A LocalBozo.com Concert Review
Mercury Lounge, New York, NY
October 4th, 2016
Concert Review: Tyler Glenn at Mercury Lounge
Fans expecting a colorful pop performance at the Mercury Lounge on Tuesday evening may have been a bit surprised by the tone and tenor of Neon Trees frontman Tyler Glenn. Performing in support of his solo debut “Excommunication” (out October 21st), the evening’s early show revealed a far more poignant version of the frontman, verbally introspective and coming to grips with a very real personal awakening right in front of the audience’s eyes. Despite the small New York City show involving a far more serious message than songs with the pomp and circumstance like “Everybody Talks” and “Sleeping With a Friend” might imply, cuts from the singer’s new album were catchy and quite good, despite each song’s deeper meaning.
(Click Here to Listen to our July 2015 interview with Neon Trees frontman Tyler Glenn)
Taking the stage in front of a colorfully illuminated ‘X,’ Glenn performed the entirety of his 35 minute set with only backing tracks to help him- the diminutive stage likely would not afford a full band sufficient space. The now bearded and short dark haired singer eschewed the loud suit jacket in favor of a toned down style on stage- a long button down would drape him momentarily before revealing a sleeveless shirt bearing an X to match both his new album cover and the stage backdrop. The mostly synth-electronic style set offered up songs from the opening banger “GDMML GRLS” and singles “Trash” and “Shameless,” which fans to their credit seemed to have rehearsed. But it was the banter between songs that was far more telling.

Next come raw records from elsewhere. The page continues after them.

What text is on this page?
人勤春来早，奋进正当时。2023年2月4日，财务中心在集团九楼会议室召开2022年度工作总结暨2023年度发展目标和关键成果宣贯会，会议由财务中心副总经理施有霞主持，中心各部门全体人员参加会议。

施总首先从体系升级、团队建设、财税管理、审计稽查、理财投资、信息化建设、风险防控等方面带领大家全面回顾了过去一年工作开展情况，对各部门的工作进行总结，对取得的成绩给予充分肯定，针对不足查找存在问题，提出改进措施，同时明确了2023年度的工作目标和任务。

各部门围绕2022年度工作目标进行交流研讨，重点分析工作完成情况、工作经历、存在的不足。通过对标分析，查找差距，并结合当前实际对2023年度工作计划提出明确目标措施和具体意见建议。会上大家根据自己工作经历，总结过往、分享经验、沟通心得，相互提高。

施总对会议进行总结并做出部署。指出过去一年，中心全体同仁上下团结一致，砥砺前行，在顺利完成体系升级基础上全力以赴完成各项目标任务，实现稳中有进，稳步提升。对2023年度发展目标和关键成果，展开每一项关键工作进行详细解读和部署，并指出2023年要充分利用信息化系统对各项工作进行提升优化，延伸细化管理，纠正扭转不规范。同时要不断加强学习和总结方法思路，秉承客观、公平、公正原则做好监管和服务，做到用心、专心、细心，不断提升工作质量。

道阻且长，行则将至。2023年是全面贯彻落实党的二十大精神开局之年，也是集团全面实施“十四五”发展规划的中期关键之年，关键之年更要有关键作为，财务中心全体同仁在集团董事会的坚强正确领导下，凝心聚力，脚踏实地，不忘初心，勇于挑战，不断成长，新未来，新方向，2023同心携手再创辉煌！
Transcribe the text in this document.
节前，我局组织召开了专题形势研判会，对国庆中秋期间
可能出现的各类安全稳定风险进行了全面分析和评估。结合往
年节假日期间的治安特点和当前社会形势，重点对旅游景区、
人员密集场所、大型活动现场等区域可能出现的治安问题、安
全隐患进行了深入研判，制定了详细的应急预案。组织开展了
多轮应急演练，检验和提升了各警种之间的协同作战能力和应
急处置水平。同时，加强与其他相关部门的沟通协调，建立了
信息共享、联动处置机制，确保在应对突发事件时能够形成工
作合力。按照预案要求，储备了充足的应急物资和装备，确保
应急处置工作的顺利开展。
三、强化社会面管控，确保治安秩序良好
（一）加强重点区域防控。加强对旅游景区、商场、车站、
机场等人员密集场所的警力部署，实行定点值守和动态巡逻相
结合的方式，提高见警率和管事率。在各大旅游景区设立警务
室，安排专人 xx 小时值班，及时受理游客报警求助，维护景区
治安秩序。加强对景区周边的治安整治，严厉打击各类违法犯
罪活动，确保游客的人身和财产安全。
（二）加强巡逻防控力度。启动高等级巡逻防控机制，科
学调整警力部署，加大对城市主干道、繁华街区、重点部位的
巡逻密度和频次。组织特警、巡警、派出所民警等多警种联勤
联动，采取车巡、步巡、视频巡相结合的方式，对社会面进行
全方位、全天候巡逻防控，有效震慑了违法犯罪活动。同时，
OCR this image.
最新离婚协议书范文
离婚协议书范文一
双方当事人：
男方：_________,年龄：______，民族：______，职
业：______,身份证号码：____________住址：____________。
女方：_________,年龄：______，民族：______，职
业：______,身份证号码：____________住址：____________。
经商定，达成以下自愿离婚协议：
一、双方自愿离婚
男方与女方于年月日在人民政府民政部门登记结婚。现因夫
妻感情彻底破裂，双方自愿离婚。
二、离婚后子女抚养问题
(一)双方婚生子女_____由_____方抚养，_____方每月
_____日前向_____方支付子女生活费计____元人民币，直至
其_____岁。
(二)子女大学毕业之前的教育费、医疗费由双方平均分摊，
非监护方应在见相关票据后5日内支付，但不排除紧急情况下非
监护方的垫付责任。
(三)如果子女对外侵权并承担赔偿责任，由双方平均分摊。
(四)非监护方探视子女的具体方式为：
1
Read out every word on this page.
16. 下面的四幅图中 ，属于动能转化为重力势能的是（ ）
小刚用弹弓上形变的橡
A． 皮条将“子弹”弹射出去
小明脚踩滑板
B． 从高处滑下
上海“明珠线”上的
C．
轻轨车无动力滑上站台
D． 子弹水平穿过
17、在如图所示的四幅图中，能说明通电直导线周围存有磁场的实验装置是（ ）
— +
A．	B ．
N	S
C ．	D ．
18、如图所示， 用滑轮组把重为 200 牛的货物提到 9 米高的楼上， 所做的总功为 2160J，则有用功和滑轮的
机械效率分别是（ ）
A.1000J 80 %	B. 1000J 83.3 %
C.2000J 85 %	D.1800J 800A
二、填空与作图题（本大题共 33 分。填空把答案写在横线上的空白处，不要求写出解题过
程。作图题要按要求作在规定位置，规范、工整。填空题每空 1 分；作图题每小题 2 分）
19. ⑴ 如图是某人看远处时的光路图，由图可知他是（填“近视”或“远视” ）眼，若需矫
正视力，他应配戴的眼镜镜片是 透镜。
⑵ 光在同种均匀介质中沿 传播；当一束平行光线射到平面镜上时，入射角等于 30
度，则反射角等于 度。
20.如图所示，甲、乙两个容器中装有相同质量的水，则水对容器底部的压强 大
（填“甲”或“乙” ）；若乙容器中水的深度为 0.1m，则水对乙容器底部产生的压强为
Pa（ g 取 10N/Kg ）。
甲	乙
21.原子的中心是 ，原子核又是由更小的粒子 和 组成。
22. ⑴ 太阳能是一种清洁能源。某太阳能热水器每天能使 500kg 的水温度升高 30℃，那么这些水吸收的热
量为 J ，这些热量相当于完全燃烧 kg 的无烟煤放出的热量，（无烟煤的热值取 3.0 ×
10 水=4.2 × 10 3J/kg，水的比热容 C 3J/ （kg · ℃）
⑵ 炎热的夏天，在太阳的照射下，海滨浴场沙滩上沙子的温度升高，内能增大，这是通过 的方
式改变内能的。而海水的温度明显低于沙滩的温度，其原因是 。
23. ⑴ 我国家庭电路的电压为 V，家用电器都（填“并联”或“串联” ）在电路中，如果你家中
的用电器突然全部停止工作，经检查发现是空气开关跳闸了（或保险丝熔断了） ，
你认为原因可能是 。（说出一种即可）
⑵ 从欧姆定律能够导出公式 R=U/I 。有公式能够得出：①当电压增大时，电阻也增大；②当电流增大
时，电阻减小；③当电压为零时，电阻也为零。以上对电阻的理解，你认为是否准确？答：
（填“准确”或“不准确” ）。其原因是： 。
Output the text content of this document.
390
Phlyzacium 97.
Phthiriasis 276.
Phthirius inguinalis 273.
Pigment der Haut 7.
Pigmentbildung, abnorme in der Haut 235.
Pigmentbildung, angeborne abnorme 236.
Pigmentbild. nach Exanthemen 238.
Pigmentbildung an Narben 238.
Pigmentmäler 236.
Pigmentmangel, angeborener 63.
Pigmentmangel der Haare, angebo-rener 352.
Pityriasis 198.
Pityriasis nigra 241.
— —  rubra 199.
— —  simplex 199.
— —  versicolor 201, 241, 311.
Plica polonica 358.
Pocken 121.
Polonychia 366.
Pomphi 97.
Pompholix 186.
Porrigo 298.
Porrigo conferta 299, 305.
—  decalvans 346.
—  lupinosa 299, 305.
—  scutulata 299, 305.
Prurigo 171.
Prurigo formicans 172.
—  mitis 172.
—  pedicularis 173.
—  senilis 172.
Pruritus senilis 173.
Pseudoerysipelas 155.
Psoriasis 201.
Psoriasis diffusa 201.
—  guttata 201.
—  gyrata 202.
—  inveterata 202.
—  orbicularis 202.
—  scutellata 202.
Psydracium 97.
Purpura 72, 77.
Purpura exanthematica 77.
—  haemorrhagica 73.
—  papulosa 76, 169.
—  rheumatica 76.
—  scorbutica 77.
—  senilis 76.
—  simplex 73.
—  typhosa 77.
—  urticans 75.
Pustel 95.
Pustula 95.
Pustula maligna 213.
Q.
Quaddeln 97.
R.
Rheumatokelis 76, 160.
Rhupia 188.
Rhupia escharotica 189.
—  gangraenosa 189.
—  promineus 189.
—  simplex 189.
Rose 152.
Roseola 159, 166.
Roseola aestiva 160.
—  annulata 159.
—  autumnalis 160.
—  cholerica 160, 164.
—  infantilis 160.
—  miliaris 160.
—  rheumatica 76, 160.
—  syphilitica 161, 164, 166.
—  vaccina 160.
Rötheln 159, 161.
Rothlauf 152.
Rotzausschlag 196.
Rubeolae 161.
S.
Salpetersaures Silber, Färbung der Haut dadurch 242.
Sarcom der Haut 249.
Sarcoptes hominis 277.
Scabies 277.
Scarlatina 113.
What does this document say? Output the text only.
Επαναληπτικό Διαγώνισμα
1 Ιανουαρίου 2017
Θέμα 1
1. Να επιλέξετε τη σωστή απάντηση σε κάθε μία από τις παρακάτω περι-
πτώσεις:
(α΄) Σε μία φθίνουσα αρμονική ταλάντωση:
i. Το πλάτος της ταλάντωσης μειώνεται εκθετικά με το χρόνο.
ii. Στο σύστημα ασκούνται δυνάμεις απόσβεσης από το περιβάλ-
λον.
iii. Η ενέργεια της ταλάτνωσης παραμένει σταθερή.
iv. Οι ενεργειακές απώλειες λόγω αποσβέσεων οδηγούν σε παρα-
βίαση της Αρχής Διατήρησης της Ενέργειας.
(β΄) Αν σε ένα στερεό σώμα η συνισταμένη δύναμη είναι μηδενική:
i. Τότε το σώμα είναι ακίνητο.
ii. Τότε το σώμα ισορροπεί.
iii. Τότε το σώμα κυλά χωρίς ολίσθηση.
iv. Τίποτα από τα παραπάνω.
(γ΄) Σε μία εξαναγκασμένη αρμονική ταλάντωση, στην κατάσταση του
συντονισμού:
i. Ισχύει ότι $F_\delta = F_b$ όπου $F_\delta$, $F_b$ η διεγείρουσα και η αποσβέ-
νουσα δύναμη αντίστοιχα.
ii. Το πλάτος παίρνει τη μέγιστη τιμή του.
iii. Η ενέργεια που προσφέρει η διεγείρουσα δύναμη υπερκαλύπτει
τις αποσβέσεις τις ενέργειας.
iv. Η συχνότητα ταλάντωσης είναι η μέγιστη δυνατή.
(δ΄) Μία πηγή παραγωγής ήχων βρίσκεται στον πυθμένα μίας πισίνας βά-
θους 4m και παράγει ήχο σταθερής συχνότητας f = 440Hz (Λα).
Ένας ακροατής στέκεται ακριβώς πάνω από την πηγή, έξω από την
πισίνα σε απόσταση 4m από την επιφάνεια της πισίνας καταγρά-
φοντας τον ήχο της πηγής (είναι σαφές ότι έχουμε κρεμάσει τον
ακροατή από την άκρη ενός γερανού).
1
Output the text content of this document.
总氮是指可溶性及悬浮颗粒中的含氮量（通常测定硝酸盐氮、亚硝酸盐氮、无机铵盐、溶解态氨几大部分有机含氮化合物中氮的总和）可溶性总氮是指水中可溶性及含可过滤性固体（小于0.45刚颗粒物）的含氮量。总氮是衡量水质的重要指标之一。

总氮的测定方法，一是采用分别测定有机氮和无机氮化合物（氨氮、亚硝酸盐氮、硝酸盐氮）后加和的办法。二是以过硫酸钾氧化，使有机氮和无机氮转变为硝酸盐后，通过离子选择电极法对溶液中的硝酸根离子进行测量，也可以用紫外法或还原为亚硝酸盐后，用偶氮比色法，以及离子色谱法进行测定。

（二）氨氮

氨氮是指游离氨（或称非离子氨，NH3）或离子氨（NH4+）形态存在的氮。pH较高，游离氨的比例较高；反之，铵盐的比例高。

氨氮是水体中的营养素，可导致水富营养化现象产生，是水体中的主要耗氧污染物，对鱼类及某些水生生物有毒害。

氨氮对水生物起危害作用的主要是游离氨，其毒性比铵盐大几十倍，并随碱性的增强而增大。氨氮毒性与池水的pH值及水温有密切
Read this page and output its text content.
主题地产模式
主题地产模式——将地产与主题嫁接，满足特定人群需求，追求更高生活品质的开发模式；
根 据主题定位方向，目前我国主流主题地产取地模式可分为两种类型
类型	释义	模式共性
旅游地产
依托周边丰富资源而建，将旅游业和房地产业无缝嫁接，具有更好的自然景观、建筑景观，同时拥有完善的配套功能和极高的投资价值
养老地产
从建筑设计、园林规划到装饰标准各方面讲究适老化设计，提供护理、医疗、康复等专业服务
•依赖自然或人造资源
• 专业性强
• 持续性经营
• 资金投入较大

Defiantly but well intentioned, Glenn’s brief diatribe both denounced his former band – ‘I was in a band called Neon Trees for seven years, and fuck that shit’ – and also embraced his new public persona- “I made this new record. I don’t care if you buy it. I made this record for LGBTQ, marginalized by religion.” Though candidly a bit uncomfortable, it was perhaps therapeutic for Glenn to rant in this fashion. As a gay man coming to grips with the contradictions of a religion that he believed for more than three decades- and one in the spotlight no less- the intimacy with his loyal fanbase perhaps affords him the safety to be so honest. And fortunately, as a singer, Glenn’s vocals continue to sound extraordinary.
Other tracks from the upcoming album like “Gods + Monsters” and “Gates” were equally as physically moving- evidenced by the swarm of people inside the small standing room space bobbing their heads approvingly. But show closer “Devil,” which also concludes the album, showcase Glenn’s finest moments in putting metaphorical emotion to paper. In the song, Glenn pleads ‘Don’t pray for me / I found myself when I lost my faith.’ And though he’ll need some time to work out the kinks in his solo act to cater to larger audiences with such a strong and serious message, it appears upon first glance, that his lyrics might just be right on the money.